Pneumatic robots are typically lightweight and compact. They can move pretty smoothly and with a minimum of noise. With pneumatic drives installed in individual joints, robotic arms can move through several different axes. This means an arm can raise, lower, swivel, retract, extend, etc. Compressed air components usually make less operational noise than similar mechanical parts.


Pneumatic robots can be programmed for extreme precision and accuracy, enabling them to be used in delicate applications like pharmaceuticals and surgery.

Temperature Resistance

Pneumatic robots are highly resistant to extremes of temperature. A pneumatic robot arm’s standard operating range is -40C to 120C.

Less Maintenance

With a good-quality air compressor, pneumatic robots generally require less maintenance than robots using some other form of actuation. Pneumatic grippers, for example, are controlled by vacuum and air pressure rather than hinges, which are more likely to wear out. Cleaning is simpler, with fewer moving parts. Maintenance is easier when repairing pneumatic arms than a more complex assembly. For example, it’s much easier to replace a pneumatic piston than to repair an electronic or mechanical system with lots of moving parts.

Low Safety Risk

Pneumatic robots pose less risk of explosion and fire. If a fault or failure occurs, only air can escape into the atmosphere, representing no environmental hazard. Fewer safety precautions are necessary, which may in turn speed up workflow. Safety sensors are also programmed into the newer generation of robots, which immediately vent the compressed air from the reservoirs if the arm encounters another object.


  • Minimal Speed Control
  • Prone To Moisture Build-Up And Damage
  • High Operating Costs Long-Term

Minimal Speed Control

If you’re looking for precise tweaks of speed in your robot, pneumatic systems don’t compare well to other options like hydraulics or electrics. A typical pneumatic arm has only two settings – on and off.
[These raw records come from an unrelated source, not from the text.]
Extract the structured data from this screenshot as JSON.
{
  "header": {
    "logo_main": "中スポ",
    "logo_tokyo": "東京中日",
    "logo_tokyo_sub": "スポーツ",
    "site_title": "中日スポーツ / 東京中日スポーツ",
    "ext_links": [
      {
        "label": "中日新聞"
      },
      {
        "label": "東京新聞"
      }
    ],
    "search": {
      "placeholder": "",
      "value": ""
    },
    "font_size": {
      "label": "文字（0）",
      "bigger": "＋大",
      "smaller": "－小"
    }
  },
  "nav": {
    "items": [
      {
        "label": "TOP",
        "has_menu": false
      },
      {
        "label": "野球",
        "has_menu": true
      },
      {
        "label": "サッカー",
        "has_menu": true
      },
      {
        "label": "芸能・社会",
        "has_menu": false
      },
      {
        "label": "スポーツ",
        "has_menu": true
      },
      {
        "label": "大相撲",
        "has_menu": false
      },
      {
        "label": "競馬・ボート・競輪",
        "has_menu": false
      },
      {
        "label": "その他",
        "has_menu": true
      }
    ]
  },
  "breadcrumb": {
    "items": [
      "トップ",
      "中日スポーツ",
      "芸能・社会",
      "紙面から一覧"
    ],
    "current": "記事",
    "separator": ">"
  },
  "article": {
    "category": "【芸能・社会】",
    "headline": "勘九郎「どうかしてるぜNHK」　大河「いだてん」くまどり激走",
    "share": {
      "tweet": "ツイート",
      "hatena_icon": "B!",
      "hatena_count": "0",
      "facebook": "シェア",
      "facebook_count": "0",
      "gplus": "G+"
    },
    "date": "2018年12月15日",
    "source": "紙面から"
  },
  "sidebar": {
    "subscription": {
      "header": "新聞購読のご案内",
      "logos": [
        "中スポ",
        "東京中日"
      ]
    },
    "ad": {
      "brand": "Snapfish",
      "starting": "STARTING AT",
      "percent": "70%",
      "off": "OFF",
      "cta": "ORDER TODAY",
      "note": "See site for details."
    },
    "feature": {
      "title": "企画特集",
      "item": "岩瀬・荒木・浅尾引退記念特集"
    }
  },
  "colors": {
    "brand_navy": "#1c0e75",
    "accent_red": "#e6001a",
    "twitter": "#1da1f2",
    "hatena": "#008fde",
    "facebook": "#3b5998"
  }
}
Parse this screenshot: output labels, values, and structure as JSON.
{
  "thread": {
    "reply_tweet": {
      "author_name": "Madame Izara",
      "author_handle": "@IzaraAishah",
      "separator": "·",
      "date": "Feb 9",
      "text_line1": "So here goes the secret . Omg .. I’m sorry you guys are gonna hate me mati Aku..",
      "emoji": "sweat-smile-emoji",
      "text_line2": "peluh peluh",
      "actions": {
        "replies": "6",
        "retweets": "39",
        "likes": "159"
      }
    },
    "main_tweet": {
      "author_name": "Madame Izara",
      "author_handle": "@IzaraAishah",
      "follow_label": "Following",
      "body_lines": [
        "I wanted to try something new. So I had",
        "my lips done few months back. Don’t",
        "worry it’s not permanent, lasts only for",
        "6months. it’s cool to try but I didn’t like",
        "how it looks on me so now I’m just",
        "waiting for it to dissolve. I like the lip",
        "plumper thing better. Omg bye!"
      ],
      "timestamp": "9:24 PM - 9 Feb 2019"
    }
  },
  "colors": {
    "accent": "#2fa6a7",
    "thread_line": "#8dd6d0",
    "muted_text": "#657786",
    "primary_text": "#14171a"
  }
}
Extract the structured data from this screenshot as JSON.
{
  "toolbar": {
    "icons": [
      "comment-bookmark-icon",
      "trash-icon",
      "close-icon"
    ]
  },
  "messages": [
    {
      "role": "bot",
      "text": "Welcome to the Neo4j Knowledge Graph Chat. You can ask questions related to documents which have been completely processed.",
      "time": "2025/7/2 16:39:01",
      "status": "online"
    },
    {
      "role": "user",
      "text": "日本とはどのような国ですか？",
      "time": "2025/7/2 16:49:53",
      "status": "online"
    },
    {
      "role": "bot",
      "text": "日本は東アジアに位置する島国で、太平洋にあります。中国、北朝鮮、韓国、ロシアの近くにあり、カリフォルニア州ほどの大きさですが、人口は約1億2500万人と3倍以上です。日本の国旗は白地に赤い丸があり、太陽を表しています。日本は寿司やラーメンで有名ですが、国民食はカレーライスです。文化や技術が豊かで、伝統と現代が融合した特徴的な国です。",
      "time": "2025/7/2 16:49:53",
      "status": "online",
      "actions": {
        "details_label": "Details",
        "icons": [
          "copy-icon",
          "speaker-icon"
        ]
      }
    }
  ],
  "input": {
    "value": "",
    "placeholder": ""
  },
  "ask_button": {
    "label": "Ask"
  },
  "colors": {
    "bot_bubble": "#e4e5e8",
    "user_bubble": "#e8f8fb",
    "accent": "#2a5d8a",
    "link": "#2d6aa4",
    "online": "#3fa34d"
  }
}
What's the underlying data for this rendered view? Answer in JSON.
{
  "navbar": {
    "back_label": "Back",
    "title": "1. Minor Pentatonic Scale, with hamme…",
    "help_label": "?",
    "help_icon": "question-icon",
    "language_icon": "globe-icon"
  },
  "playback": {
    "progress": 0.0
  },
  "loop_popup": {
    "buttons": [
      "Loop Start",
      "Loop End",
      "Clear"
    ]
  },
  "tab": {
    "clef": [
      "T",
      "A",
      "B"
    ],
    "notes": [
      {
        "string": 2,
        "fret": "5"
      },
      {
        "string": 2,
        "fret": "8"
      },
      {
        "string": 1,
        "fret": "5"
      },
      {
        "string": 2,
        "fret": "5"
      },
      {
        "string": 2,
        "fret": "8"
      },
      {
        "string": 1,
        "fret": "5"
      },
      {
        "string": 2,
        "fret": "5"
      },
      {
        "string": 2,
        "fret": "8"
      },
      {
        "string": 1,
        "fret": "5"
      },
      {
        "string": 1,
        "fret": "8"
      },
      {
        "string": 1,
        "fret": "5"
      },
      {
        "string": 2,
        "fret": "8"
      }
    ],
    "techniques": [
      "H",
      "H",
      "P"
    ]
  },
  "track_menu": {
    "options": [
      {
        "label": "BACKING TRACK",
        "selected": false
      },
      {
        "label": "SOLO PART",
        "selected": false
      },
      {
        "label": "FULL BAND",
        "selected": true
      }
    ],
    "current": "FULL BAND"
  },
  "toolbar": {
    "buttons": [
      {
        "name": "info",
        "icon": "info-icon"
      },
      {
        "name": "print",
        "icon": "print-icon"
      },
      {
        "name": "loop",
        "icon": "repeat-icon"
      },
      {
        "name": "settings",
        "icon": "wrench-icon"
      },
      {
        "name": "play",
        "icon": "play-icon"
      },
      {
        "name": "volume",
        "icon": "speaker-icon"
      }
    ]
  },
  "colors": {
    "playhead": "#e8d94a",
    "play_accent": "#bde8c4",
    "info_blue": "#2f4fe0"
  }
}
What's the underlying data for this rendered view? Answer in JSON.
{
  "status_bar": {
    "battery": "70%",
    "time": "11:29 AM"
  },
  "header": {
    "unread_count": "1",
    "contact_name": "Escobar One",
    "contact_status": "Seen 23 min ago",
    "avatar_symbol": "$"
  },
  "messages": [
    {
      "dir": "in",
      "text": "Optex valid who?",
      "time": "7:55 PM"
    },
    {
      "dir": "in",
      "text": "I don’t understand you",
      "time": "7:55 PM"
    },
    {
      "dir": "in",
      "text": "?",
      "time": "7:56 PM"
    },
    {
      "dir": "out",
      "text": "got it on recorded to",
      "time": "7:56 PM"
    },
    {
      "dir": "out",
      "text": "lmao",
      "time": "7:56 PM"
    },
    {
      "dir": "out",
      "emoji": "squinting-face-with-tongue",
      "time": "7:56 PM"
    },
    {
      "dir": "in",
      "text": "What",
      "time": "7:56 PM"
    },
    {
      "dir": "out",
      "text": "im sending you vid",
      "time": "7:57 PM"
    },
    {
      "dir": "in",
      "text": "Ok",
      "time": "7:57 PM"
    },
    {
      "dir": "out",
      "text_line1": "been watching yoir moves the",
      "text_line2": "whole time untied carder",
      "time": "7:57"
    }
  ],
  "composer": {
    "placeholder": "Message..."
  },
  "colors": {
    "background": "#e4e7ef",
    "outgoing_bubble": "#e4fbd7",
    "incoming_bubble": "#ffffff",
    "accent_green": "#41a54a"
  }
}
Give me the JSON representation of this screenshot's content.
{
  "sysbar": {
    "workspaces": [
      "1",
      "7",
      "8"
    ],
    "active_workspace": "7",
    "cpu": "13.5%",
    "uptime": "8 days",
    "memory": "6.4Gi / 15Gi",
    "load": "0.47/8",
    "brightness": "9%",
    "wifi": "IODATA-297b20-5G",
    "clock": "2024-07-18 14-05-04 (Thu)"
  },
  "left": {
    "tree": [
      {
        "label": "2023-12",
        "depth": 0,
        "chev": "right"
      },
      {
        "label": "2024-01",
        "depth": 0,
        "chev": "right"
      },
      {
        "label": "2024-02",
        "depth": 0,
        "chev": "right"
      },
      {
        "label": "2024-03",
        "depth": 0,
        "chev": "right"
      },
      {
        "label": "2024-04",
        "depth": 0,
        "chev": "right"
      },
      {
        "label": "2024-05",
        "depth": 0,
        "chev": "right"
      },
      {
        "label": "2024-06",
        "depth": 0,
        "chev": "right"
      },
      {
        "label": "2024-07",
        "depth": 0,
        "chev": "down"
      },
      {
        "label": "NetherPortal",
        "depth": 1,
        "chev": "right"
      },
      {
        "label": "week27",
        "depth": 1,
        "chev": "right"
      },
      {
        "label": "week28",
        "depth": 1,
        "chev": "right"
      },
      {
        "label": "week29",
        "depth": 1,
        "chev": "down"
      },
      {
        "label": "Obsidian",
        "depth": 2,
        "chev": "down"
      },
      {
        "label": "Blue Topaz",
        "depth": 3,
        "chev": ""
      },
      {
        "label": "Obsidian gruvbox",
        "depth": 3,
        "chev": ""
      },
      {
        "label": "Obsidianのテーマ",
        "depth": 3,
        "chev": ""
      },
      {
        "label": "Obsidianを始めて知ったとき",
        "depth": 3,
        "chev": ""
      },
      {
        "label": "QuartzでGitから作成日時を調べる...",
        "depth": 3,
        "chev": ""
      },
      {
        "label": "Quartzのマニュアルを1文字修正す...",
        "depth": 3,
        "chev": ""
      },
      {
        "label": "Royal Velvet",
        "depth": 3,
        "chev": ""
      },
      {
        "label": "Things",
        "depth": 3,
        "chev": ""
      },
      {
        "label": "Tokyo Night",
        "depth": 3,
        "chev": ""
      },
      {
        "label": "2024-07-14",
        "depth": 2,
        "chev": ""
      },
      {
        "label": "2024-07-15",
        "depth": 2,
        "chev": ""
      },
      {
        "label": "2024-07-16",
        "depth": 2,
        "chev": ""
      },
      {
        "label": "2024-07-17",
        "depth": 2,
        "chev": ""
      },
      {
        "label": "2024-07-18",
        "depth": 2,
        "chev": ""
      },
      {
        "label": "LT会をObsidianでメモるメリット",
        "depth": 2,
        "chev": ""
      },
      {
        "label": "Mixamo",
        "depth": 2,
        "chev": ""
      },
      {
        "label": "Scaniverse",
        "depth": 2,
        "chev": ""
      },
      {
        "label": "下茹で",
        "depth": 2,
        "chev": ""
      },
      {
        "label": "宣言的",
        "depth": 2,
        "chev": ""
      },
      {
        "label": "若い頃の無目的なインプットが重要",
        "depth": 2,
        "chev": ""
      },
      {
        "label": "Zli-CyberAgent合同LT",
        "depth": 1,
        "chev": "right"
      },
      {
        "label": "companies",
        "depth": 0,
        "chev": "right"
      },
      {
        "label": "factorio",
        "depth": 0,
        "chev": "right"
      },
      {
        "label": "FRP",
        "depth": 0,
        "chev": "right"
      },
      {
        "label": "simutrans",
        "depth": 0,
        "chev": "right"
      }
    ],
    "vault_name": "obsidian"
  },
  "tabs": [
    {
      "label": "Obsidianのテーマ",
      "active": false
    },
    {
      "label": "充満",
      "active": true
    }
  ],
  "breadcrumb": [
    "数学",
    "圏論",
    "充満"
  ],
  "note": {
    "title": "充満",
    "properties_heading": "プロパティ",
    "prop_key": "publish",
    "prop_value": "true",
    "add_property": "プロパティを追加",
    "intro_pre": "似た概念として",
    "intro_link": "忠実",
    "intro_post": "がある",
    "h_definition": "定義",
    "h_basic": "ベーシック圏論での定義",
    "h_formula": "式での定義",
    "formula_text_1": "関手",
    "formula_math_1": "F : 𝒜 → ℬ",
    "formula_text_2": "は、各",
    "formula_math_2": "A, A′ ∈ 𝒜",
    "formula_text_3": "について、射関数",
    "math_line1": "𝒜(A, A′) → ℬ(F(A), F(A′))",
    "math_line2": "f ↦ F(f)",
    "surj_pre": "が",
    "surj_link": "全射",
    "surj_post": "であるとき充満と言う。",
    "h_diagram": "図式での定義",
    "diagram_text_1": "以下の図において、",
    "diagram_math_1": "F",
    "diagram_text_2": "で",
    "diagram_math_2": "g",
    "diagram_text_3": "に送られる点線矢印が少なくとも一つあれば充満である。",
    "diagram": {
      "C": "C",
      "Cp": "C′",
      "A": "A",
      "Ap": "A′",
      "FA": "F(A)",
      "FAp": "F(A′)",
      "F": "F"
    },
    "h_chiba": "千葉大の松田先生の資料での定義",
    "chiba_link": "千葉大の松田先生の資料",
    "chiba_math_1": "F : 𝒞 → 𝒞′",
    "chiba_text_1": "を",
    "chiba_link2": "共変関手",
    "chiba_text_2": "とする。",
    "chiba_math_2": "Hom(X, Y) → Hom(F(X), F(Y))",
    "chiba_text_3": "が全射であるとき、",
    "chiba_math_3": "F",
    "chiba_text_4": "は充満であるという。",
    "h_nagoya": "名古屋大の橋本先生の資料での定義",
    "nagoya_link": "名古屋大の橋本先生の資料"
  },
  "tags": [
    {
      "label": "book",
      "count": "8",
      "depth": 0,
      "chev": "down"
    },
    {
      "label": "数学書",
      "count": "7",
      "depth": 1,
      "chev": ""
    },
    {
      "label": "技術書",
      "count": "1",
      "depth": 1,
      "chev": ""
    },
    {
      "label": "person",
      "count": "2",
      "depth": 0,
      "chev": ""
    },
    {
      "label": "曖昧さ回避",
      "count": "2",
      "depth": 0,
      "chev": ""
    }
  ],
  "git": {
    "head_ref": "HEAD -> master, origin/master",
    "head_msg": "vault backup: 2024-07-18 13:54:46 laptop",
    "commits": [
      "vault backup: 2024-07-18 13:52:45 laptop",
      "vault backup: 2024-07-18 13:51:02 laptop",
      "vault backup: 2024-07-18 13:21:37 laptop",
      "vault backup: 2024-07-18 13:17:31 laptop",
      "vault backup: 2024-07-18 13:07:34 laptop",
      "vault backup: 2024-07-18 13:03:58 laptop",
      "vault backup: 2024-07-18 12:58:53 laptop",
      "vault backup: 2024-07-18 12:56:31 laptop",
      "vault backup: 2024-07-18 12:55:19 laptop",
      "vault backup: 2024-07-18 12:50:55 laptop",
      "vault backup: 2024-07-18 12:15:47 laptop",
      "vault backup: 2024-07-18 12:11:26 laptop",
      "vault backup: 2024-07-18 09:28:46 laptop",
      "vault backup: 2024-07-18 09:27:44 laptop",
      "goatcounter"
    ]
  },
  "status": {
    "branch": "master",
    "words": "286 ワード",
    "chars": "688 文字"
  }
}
Prone To Moisture Build-Up

One of the biggest problems with pneumatic systems is condensation, which can greatly reduce your equipment’s useful lifespan. The inlet air pressure and humidity can contribute to the probability of trapped moisture inside pneumatic pipes. This will very probably compromise the robot’s functionality and lifespan. Also, the bigger the pipe diameter and the higher the pressure, the more the condensation will increase. Experts recommend using the lowest possible pressure and the smallest possible pipes.

Some people install air dryers to dehumidify the compressed air before it goes into the pneumatic system. This may help, but doesn’t always eradicate the problem, especially in small actuators. An alternative is to use materials such as copper for your pipes. This has high thermal conductivity, which also helps to reduce moisture build-up.

High Operating Costs Long-Term

Pneumatic robots may be cheaper to buy than other systems, such as hydraulics. Pneumatic robot designs tend to use relatively affordable materials, like zinc, aluminium or plastics. Pneumatic systems still require lubrication to work efficiently, however, and may need a filter-regulator-lubricator unit to function optimally. Over the long term, pneumatic robots cost a lot more to operate because they’re less efficient.

Pneumatic Robots: Are They Worth It For You?

Robotic arms are useful for boring or dangerous tasks like material handling or removal, manufacturing assembly lines, welding and computer manufacturing. They may be deployed for automatic crop harvesting. Pneumatic robotic arms can also be used in medicine for making prosthetics and orthotics, and as surgical assistants.

Like anything else, you have to weigh up the pros and cons of pneumatic robots before you decide to invest. It’s important to be sure they’re appropriate for your application, and to figure out whether your process would work best with a compressed air system.